Les autres erreurs qui vident les batteries
Le manque de carburant au départ n’est pas la seule erreur. D’autres habitudes aggravent le problème :
- Attendre d’être épuisé pour prendre son premier gel pendant une sortie longue ;
- Manger principalement des protéines ou des graisses avant la course, avec peu de glucides ;
- Avaler un repas copieux trop près du départ ;
- Ne boire que de l’eau sur les sorties longues, sans apport glucidique ;
- Concentrer les calories en fin de course au lieu de les répartir régulièrement ;
- Tester de nouveaux aliments ou gels le jour d’une compétition.
Ce que la science recommande vraiment
Les travaux de Burke et Jeukendrup montrent que l’apport en glucides doit être adapté à la durée et à l’intensité de l’effort. Pour les efforts de plus de 90 minutes, la recommandation est de consommer entre 30 et 60 g de glucides par heure pendant l’exercice. Pour les efforts d’environ 1 heure à haute intensité, même un simple rinçage de bouche avec une boisson sucrée peut améliorer la performance de 2 à 3 %, via un effet direct sur le système nerveux central.
Autrement dit : le corps ne réclame pas toujours un apport massif. Parfois, un petit signal sucré suffit à tromper le cerveau et à repousser la fatigue.
Pour les courses plus longues (au-delà de 2h30), les recommandations montent à 60 voire 90 g de glucides par heure, idéalement un mélange de glucose et de fructose pour optimiser l’absorption intestinale.

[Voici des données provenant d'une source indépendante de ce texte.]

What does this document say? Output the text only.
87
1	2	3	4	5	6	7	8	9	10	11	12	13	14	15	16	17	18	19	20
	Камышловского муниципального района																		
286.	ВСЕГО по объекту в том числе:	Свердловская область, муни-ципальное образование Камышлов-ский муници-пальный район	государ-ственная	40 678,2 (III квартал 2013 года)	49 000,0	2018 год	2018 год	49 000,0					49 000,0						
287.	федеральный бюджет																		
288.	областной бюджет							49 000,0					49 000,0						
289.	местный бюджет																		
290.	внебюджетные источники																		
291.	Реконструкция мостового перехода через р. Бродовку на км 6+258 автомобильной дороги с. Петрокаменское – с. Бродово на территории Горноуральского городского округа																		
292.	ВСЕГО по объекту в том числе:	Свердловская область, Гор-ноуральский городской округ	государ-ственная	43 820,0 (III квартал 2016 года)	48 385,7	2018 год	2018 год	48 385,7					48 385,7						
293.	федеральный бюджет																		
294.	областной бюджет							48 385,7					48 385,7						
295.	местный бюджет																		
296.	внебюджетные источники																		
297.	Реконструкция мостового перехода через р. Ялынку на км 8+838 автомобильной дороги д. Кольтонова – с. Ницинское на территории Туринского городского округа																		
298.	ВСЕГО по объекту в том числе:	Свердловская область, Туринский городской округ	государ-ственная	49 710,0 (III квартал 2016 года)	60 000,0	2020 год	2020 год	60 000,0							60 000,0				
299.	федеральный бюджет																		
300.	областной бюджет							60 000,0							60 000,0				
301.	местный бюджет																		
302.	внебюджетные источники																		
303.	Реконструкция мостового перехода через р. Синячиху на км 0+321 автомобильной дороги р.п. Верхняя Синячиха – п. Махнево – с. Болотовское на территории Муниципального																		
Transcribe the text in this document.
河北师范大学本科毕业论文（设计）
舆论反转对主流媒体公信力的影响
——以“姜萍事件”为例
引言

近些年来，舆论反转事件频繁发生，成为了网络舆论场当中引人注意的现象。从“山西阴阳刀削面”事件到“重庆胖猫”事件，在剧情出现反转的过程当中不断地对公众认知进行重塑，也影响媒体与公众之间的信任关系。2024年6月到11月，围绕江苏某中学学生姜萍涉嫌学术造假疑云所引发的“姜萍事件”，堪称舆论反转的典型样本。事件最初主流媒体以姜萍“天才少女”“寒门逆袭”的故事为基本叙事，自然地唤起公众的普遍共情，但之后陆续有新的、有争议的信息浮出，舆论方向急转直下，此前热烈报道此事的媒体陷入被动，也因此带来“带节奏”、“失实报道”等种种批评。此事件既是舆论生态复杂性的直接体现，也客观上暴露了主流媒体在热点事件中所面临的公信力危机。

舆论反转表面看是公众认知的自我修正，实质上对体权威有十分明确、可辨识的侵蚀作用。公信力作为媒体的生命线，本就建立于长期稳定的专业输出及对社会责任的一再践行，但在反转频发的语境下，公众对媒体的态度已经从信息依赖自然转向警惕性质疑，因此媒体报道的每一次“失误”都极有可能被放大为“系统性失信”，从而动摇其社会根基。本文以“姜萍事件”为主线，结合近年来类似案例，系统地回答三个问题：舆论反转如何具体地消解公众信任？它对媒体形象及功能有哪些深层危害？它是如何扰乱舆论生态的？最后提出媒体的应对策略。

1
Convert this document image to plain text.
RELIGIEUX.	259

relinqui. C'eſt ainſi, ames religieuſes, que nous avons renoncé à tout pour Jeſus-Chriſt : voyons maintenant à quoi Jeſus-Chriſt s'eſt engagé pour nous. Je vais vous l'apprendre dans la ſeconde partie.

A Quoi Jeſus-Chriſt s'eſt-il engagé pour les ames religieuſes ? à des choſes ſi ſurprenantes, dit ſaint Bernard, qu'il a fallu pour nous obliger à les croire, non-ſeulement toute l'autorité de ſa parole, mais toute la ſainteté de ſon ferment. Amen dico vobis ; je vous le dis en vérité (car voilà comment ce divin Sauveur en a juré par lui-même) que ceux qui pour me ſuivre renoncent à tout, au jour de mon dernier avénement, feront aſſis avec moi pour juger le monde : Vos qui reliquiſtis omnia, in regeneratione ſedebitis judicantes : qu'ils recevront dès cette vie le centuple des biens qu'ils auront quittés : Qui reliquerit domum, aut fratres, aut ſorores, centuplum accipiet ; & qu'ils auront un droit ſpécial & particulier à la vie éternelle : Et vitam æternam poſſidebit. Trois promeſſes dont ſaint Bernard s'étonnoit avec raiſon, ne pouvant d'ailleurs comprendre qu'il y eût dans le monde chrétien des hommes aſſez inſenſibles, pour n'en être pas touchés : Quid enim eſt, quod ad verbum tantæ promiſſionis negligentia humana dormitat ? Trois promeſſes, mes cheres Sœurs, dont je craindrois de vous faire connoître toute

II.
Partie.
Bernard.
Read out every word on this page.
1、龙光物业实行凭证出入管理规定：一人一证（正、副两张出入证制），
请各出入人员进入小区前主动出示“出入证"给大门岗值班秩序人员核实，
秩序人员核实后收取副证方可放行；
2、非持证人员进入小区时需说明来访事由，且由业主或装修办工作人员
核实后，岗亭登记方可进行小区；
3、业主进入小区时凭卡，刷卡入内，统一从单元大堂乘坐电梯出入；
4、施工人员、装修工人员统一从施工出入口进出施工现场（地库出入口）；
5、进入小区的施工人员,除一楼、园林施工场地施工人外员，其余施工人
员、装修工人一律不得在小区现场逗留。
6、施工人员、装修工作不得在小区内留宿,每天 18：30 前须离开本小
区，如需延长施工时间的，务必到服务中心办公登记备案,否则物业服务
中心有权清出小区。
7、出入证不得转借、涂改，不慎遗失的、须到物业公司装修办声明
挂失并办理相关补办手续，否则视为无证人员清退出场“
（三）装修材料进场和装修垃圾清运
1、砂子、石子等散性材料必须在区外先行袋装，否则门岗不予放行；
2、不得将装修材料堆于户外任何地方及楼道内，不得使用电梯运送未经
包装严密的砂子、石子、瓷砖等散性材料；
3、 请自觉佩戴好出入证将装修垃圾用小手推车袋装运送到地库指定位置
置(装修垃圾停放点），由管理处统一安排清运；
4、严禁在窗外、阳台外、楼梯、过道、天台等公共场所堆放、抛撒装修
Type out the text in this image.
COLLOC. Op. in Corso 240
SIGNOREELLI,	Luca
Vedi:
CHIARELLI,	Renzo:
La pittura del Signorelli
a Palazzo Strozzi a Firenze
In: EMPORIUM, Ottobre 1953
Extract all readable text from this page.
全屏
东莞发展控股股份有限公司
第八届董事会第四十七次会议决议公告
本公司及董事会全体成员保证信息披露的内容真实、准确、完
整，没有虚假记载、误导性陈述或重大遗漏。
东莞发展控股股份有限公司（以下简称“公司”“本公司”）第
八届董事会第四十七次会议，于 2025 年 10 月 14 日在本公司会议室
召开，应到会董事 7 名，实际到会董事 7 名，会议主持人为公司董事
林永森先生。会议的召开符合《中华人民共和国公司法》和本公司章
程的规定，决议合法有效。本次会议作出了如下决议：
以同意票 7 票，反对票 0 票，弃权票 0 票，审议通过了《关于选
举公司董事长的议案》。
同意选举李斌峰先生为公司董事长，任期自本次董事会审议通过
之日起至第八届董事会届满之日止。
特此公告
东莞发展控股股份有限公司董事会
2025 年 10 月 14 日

Le vrai problème n’est pas l’endurance
La prochaine fois que l’énergie chute en plein milieu d’une sortie, la réponse ne sera peut-être pas de courir plus. Ni de courir plus vite.
Le vrai facteur est ailleurs : dans l’assiette. Ou plutôt, dans ce qui manque dans l’assiette avant de lacer les chaussures.
Un petit ajustement nutritionnel, aussi simple qu’une banane ou une tartine, peut transformer ces kilomètres difficiles en kilomètres maîtrisés. Et ce n’est pas un conseil de magazine. C’est ce que la physiologie de l’exercice démontre depuis plus de 45 ans.